The main downside is that it’s presence in your garden is not going to stop the mosquitoes that are already around from snacking on you. But for whatever reason, lantana shortens mosquito lifespans and inhibits their reproductive powers. Therefore, the mosquitoes might continue to exist. But it keeps their descendants from being as numerous or from hanging around as long. In my book, that’s a good thing too.
There’s also the fact that in some places, lantana is so prolific that it’s considered a weed or an invasive species. You may want to check that out before giving it the run of your yard. After all, it’s far better to be safe than invaded by weeds that even Roundup can’t quite kill. I’m not saying that’s necessarily the case here, but it might be!
Lemon Thyme – One of the More Effective Mosquito Repellent Plants
I read a couple of articles that said lemon thyme (Thymus citriodorus) was just as effective as DEET as a mosquito repellent. But only when it’s crushed and rubbed onto your skin. The good news is it’s a soft, lemon scented plant that you won’t mind smearing all over yourself. Lemon thyme also has culinary powers and makes an excellent accompaniment to chicken dishes. It also grows well in most zones. Lemon thyme is easily found in garden centers and it comes in many different varieties. It also only costs about $4 for a small container.

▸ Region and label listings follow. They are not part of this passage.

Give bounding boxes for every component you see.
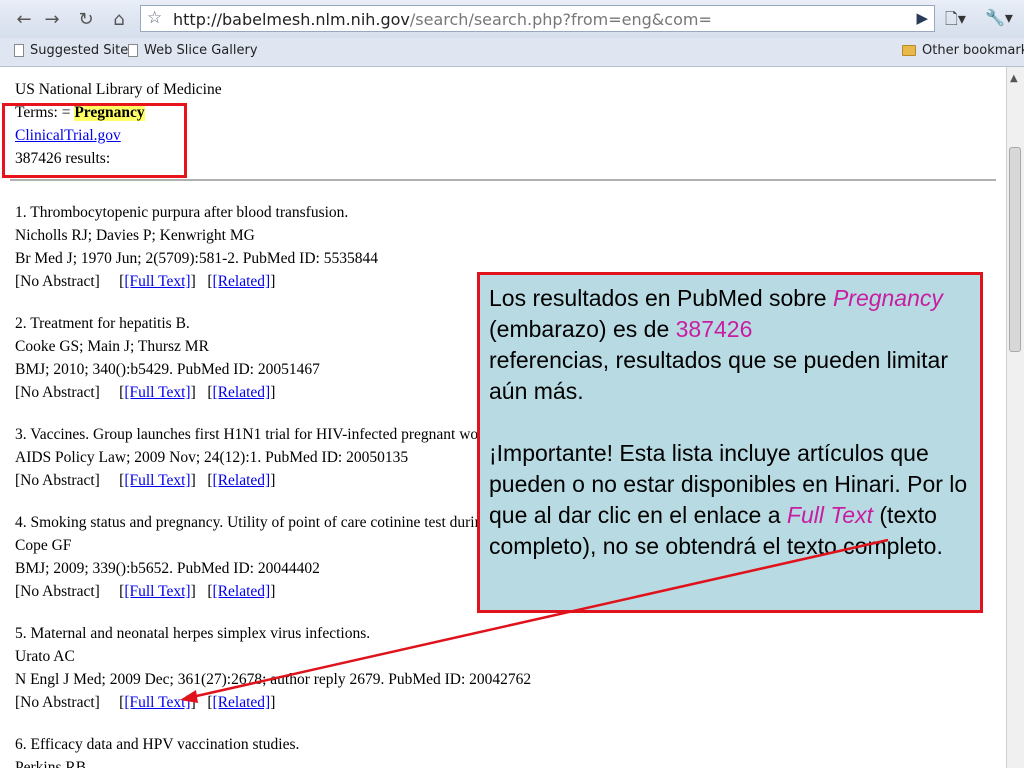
result-authors: Cooke GS; Main J; Thursz MR [15,338,209,355]
callout-paragraph-1: Los resultados en PubMed sobre Pregnancy… [489,285,948,404]
result-links: [No Abstract] [[Full Text]] [[Related]] [15,694,275,712]
full-text-link[interactable]: [[Full Text]] [119,583,196,600]
result-title: 6. Efficacy data and HPV vaccination stu… [15,736,300,753]
callout-term-fulltext: Full Text [786,502,873,528]
home-icon[interactable]: ⌂ [107,7,131,31]
bookmark-star-icon[interactable]: ☆ [147,8,162,28]
full-text-link[interactable]: [[Full Text]] [119,472,196,489]
page-icon [14,44,24,57]
divider [10,179,996,181]
result-authors: Cope GF [15,537,72,554]
callout-count: 387426 [675,316,753,342]
result-links: [No Abstract] [[Full Text]] [[Related]] [15,583,275,601]
callout-term-pregnancy: Pregnancy [832,285,943,311]
forward-arrow-icon[interactable]: → [40,7,64,31]
full-text-link[interactable]: [[Full Text]] [119,273,196,290]
no-abstract-label: [No Abstract] [15,472,100,489]
back-arrow-icon[interactable]: ← [12,7,36,31]
browser-toolbar: ← → ↻ ⌂ ☆ http://babelmesh.nlm.nih.gov/s… [0,0,1024,38]
related-link[interactable]: [[Related]] [207,694,275,711]
address-bar[interactable]: ☆ http://babelmesh.nlm.nih.gov/search/se… [140,5,935,32]
result-authors: Perkins RB [15,759,87,768]
no-abstract-label: [No Abstract] [15,384,100,401]
result-title: 2. Treatment for hepatitis B. [15,315,190,332]
terms-highlight-box [2,103,187,178]
related-link[interactable]: [[Related]] [207,583,275,600]
bookmark-suggested-sites[interactable]: Suggested Sites [14,43,135,58]
related-link[interactable]: [[Related]] [207,472,275,489]
result-title: 4. Smoking status and pregnancy. Utility… [15,514,507,531]
scroll-up-arrow-icon[interactable]: ▲ [1010,73,1018,84]
result-links: [No Abstract] [[Full Text]] [[Related]] [15,273,275,291]
reload-icon[interactable]: ↻ [74,7,98,31]
no-abstract-label: [No Abstract] [15,583,100,600]
result-citation: BMJ; 2009; 339():b5652. PubMed ID: 20044… [15,560,320,577]
result-authors: Urato AC [15,648,75,665]
go-icon[interactable]: ▶ [916,9,928,27]
wrench-menu-icon[interactable]: 🔧▾ [985,8,1013,27]
result-citation: BMJ; 2010; 340():b5429. PubMed ID: 20051… [15,361,320,378]
result-authors: Nicholls RJ; Davies P; Kenwright MG [15,227,255,244]
no-abstract-label: [No Abstract] [15,273,100,290]
bookmark-other[interactable]: Other bookmarks [902,43,1024,58]
full-text-link[interactable]: [[Full Text]] [119,694,196,711]
scroll-thumb[interactable] [1009,147,1021,352]
result-links: [No Abstract] [[Full Text]] [[Related]] [15,472,275,490]
result-title: 5. Maternal and neonatal herpes simplex … [15,625,371,642]
bookmarks-bar: Suggested Sites Web Slice Gallery Other … [0,38,1024,67]
result-citation: AIDS Policy Law; 2009 Nov; 24(12):1. Pub… [15,449,409,466]
annotation-callout: Los resultados en PubMed sobre Pregnancy… [477,272,983,613]
folder-icon [902,45,916,56]
page-icon [128,44,138,57]
page-menu-icon[interactable]: 🗋▾ [945,8,966,35]
result-title: 3. Vaccines. Group launches first H1N1 t… [15,426,498,443]
result-links: [No Abstract] [[Full Text]] [[Related]] [15,384,275,402]
full-text-link[interactable]: [[Full Text]] [119,384,196,401]
result-citation: N Engl J Med; 2009 Dec; 361(27):2678; au… [15,671,532,688]
result-title: 1. Thrombocytopenic purpura after blood … [15,204,349,221]
result-citation: Br Med J; 1970 Jun; 2(5709):581-2. PubMe… [15,250,378,267]
vertical-scrollbar[interactable]: ▲ [1006,67,1024,768]
related-link[interactable]: [[Related]] [207,384,275,401]
no-abstract-label: [No Abstract] [15,694,100,711]
bookmark-web-slice-gallery[interactable]: Web Slice Gallery [128,43,258,58]
callout-paragraph-2: ¡Importante! Esta lista incluye artículo… [489,440,968,559]
org-name: US National Library of Medicine [15,81,222,98]
related-link[interactable]: [[Related]] [207,273,275,290]
address-text[interactable]: http://babelmesh.nlm.nih.gov/search/sear… [173,10,712,29]
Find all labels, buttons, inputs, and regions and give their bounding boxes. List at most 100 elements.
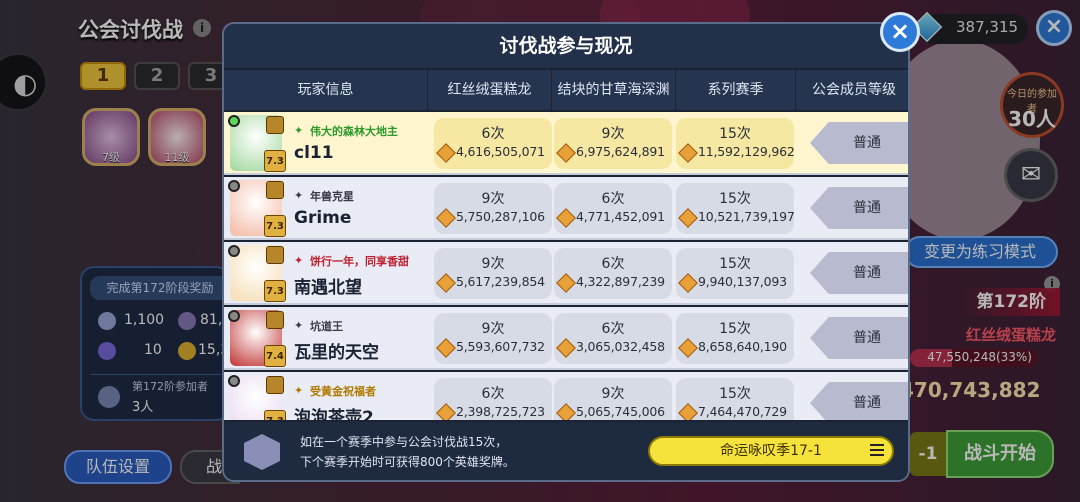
title-icon: ✦ <box>294 189 304 202</box>
attempt-count: 15次 <box>719 321 751 337</box>
attempt-count: 9次 <box>481 191 505 207</box>
participation-status-modal: 讨伐战参与现况 玩家信息 红丝绒蛋糕龙 结块的甘草海深渊 系列赛季 公会成员等级… <box>222 22 910 482</box>
table-row[interactable]: 7.3 ✦ 饼行一年，同享香甜 南遇北望 9次 5,617,239,854 6次… <box>224 242 908 305</box>
player-name: 泡泡茶壶2 <box>294 408 374 420</box>
season-label: 命运咏叹季17-1 <box>720 443 822 459</box>
attempt-count: 6次 <box>601 191 625 207</box>
rank-badge-icon <box>266 376 284 394</box>
score-cell: 15次 9,940,137,093 <box>676 248 794 299</box>
member-rank: 普通 <box>810 317 908 359</box>
score-cell: 6次 2,398,725,723 <box>434 378 552 420</box>
tier-badge: 7.3 <box>264 215 286 237</box>
damage-value: 5,617,239,854 <box>456 274 545 289</box>
score-cell: 9次 5,750,287,106 <box>434 183 552 234</box>
attempt-count: 15次 <box>719 256 751 272</box>
rank-badge-icon <box>266 311 284 329</box>
damage-icon <box>556 208 576 228</box>
attempt-count: 15次 <box>719 386 751 402</box>
title-icon: ✦ <box>294 254 304 267</box>
player-title: 坑道王 <box>310 320 343 333</box>
damage-value: 9,940,137,093 <box>698 274 787 289</box>
rank-badge-icon <box>266 116 284 134</box>
player-name: 南遇北望 <box>294 278 362 298</box>
damage-icon <box>678 143 698 163</box>
table-row[interactable]: 7.3 ✦ 年兽克星 Grime 9次 5,750,287,106 6次 4,7… <box>224 177 908 240</box>
online-status-dot <box>228 115 240 127</box>
online-status-dot <box>228 375 240 387</box>
attempt-count: 6次 <box>601 321 625 337</box>
member-rank: 普通 <box>810 187 908 229</box>
attempt-count: 9次 <box>481 256 505 272</box>
season-select-button[interactable]: 命运咏叹季17-1 <box>648 436 894 466</box>
season-emblem-icon <box>244 434 280 470</box>
member-rank: 普通 <box>810 122 908 164</box>
attempt-count: 9次 <box>481 321 505 337</box>
damage-icon <box>436 403 456 420</box>
column-header: 公会成员等级 <box>796 70 908 110</box>
attempt-count: 6次 <box>601 256 625 272</box>
damage-value: 4,322,897,239 <box>576 274 665 289</box>
damage-icon <box>678 208 698 228</box>
damage-icon <box>436 208 456 228</box>
damage-icon <box>556 403 576 420</box>
score-cell: 6次 4,322,897,239 <box>554 248 672 299</box>
damage-value: 5,750,287,106 <box>456 209 545 224</box>
attempt-count: 6次 <box>481 126 505 142</box>
damage-value: 8,658,640,190 <box>698 339 787 354</box>
rank-badge-icon <box>266 246 284 264</box>
online-status-dot <box>228 310 240 322</box>
footer-line: 下个赛季开始时可获得800个英雄奖牌。 <box>300 455 515 469</box>
participant-list[interactable]: 7.3 ✦ 伟大的森林大地主 cl11 6次 4,616,505,071 9次 … <box>224 112 908 420</box>
column-header: 红丝绒蛋糕龙 <box>428 70 552 110</box>
damage-icon <box>556 338 576 358</box>
member-rank: 普通 <box>810 382 908 420</box>
footer-info: 如在一个赛季中参与公会讨伐战15次， 下个赛季开始时可获得800个英雄奖牌。 <box>300 432 515 472</box>
table-row[interactable]: 7.3 ✦ 伟大的森林大地主 cl11 6次 4,616,505,071 9次 … <box>224 112 908 175</box>
rank-badge-icon <box>266 181 284 199</box>
player-title: 受黄金祝福者 <box>310 385 376 398</box>
member-rank: 普通 <box>810 252 908 294</box>
score-cell: 9次 6,975,624,891 <box>554 118 672 169</box>
attempt-count: 9次 <box>601 386 625 402</box>
modal-title: 讨伐战参与现况 <box>224 24 908 68</box>
title-icon: ✦ <box>294 384 304 397</box>
tier-badge: 7.3 <box>264 410 286 420</box>
score-cell: 6次 4,771,452,091 <box>554 183 672 234</box>
damage-value: 5,593,607,732 <box>456 339 545 354</box>
attempt-count: 15次 <box>719 126 751 142</box>
title-icon: ✦ <box>294 319 304 332</box>
tier-badge: 7.4 <box>264 345 286 367</box>
close-icon[interactable]: × <box>880 12 920 52</box>
table-row[interactable]: 7.4 ✦ 坑道王 瓦里的天空 9次 5,593,607,732 6次 3,06… <box>224 307 908 370</box>
score-cell: 15次 8,658,640,190 <box>676 313 794 364</box>
damage-icon <box>678 273 698 293</box>
score-cell: 6次 3,065,032,458 <box>554 313 672 364</box>
menu-icon <box>870 444 884 456</box>
title-icon: ✦ <box>294 124 304 137</box>
damage-icon <box>556 273 576 293</box>
player-name: cl11 <box>294 143 334 163</box>
tier-badge: 7.3 <box>264 150 286 172</box>
score-cell: 9次 5,593,607,732 <box>434 313 552 364</box>
player-title: 饼行一年，同享香甜 <box>310 255 409 268</box>
damage-icon <box>678 338 698 358</box>
damage-value: 4,771,452,091 <box>576 209 665 224</box>
score-cell: 9次 5,065,745,006 <box>554 378 672 420</box>
footer-line: 如在一个赛季中参与公会讨伐战15次， <box>300 435 508 449</box>
table-row[interactable]: 7.3 ✦ 受黄金祝福者 泡泡茶壶2 6次 2,398,725,723 9次 5… <box>224 372 908 420</box>
player-title: 伟大的森林大地主 <box>310 125 398 138</box>
score-cell: 6次 4,616,505,071 <box>434 118 552 169</box>
column-header: 玩家信息 <box>224 70 428 110</box>
damage-value: 6,975,624,891 <box>576 144 665 159</box>
online-status-dot <box>228 180 240 192</box>
attempt-count: 15次 <box>719 191 751 207</box>
damage-value: 11,592,129,962 <box>698 144 795 159</box>
attempt-count: 6次 <box>481 386 505 402</box>
score-cell: 9次 5,617,239,854 <box>434 248 552 299</box>
tier-badge: 7.3 <box>264 280 286 302</box>
player-name: 瓦里的天空 <box>294 343 379 363</box>
online-status-dot <box>228 245 240 257</box>
modal-footer: 如在一个赛季中参与公会讨伐战15次， 下个赛季开始时可获得800个英雄奖牌。 命… <box>224 422 908 480</box>
column-header: 系列赛季 <box>676 70 796 110</box>
score-cell: 15次 7,464,470,729 <box>676 378 794 420</box>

I personally can attest that Lemon Thyme works pretty well if I remember to use it. However, the downside is that lemon thyme only last for about an hour before it has to be reapplied to effectively keep the mosquitoes at bay. As is the case with most plants, the variegated varieties can be a picky about watering requirements and extremes in temperature. Gardeners who find this to be an issue may want to stick with solid color varieties to be on the safe side.
Other Species of Mosquito Repellent Plants – Your Result May Vary
There are many other species that allegedly ward off mosquitoes. These include lemon balm, lavender, mints, catnip, basil, sage, rosemary, garlic, eucalyptuses, bee balm, and lemon verbena. I personally have tried lemon balm as a mosquito repellent plant but haven’t found it very effective. On the other hand, I wouldn’t want to rub lemon verbena on my skin because it’s got a rough texture that might harm my skin more than help it. And there aren’t many people who’d willing choose to smell like a clove of garlic.
Then there’s all the hoopla that surrounds the citronella geraniums. A combination of personal experience and further reading has proved that this is simply a species with a good publicist that’s been resting on its laurels. These plants smell like citronella rather than lemons, roses, or any of a thousand other good scents that make the scented geraniums worth the hassle. They also don’t effectively keep mosquitoes off people and they tend to be overpriced. I’ve been unable to find any that were less than $6 or $7 each. It clearly isn’t worth the bother.
It’s definitely worth pointing out that people should be always careful when it comes to rubbing plants on their skin. Even the most innocuous plants can cause allergic reactions and it pays to be careful in such instances. Chrysanthemums, pennyroyal, marigolds, and neem (leaves) are all thought to be mosquito repellent plants. But they also have been used as heavy-duty insecticides and they definitely aren’t something that you’d want to be rubbing on your skin. (I personally am highly allergic to neem.) However, they may make effective mosquito barriers, if you can find them and safely tolerate their presence in your yard.